Dabbling in his home laboratory, Freddy prepares a serum to prevent hair loss, incorporating wolfbane (as you do). He tests it on Henry, his pet guinea pig, with positive results, then decides to spike mum's morning tea, possibly to bump her off (which it doesn't) before finally experimenting on himself. The serum is successful - too successful, turning him into a hairy werewolf, giving him enough strength to get even with the gang members but forcing him to flee to the Highlands when the drug kingpin comes after him.

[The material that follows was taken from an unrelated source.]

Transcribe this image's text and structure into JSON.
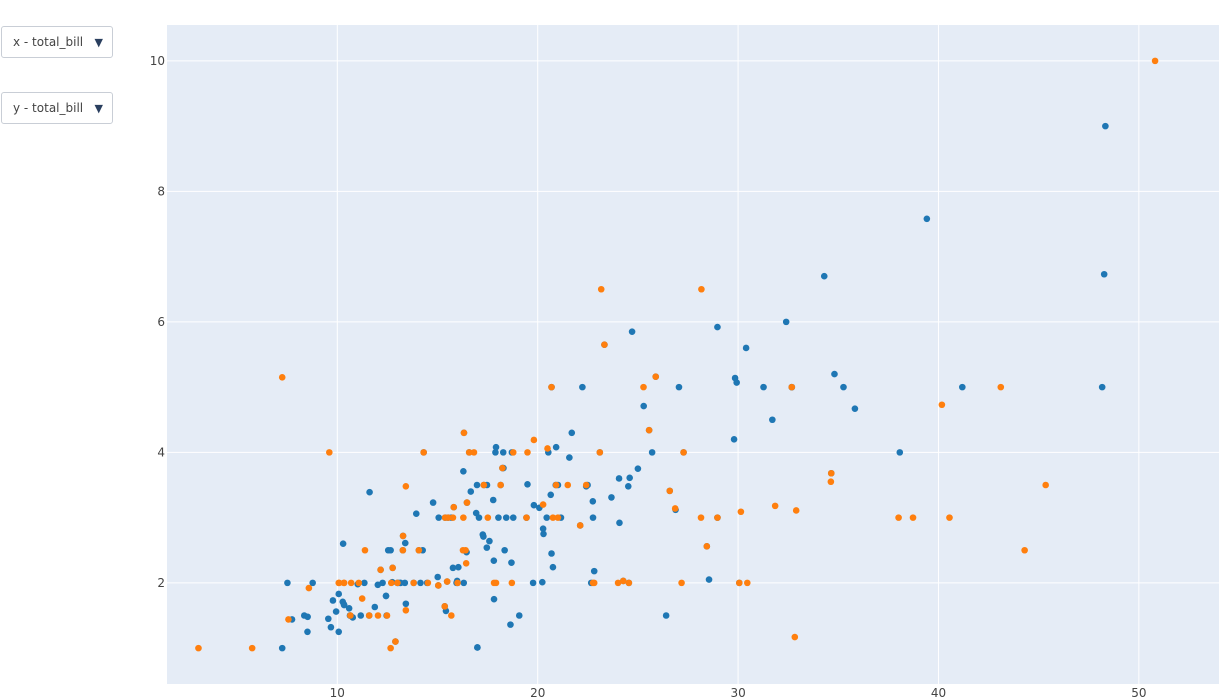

122 years ago the Scottish filmmaker James Williamson created a comedy short called The Marvellous Hair Restorer which warned of the dangers of overapplying the product, there's something rather sweet about first time director Etchells using the same subject matter for his debut feature. Described as a comedy horror, IBaEM isn't really either (well a wig on a guinea pig provoked mirth), but acts more as a rather dark, but ultimately redemptive allegory about the outsider and the state of society; I was reminded of those dramatisations of Alan Bennett's writings that were on TV a few years back, where the author learned to live with his awkwardness (although I don't recall Bennett ever having to comb his face).

Ray-White is excellent in this, but he's ably supported by some fine supporting work from Sue Moore and Rod Glenn in two 'bastard' roles, one horrendous and the other even worse. If you approach this as a werewolf flick you'll probably be disappointed; as social drama it's really rather ace.

Casting Kill (UK 2023: Dir James Smith)
I really liked Smith's 2021 film Surveilled. He and his writing/producing partner Caroline Spence make a great team.

This time round they're turning their hands to all things giallo. Arthur Capstone (Rob Laird, looking a little like Chris Morris's sleazy boss in The IT Crowd) is a top US casting director; he's brash, he knows what he wants, and he's carrying out auditions for his latest project.

But, as Casting Kill progresses, we soon find that there is another side to Capstone. He's a ruthless psychopath, who probably isn't actually who he says he is, and uses the audition process to bump off his potential stars and keep their bodies hanging around for company.

But when he offs one young auditionee, he's made the wrong choice; the following day her boyfriend Domenic (Jack Forsyth-Noble) turns up looking for her. Sensing something a bit weird, he teams up with Ruby (Rachel Chima), another aspiring actress, and together they lift the lid on Mr Capstone's, er, business practices.

As with Surveilled, Casting Kill is superbly edited, with a lush score to add to the cinematic sleight of hand that would lead you to believe you're watching something with a bigger budget than is the case. Casting Kill also, rather cheekily, only has a couple of locations - the casting offices and the stairwell outside them - but is photographed in such a way to distract from these limitations. The murderous auditions director story is a theme straight out of Soavi or Argento, and is served by a cast that convince, particularly Laird, and there's a great sotto voce turn from filmmaker Andrew Elias (whose Tales from the Great War was a 2023 highlight) as the facility's caretaker. This is excellent work, as ever, from Smith and Spence, two largely unsung but very talented people.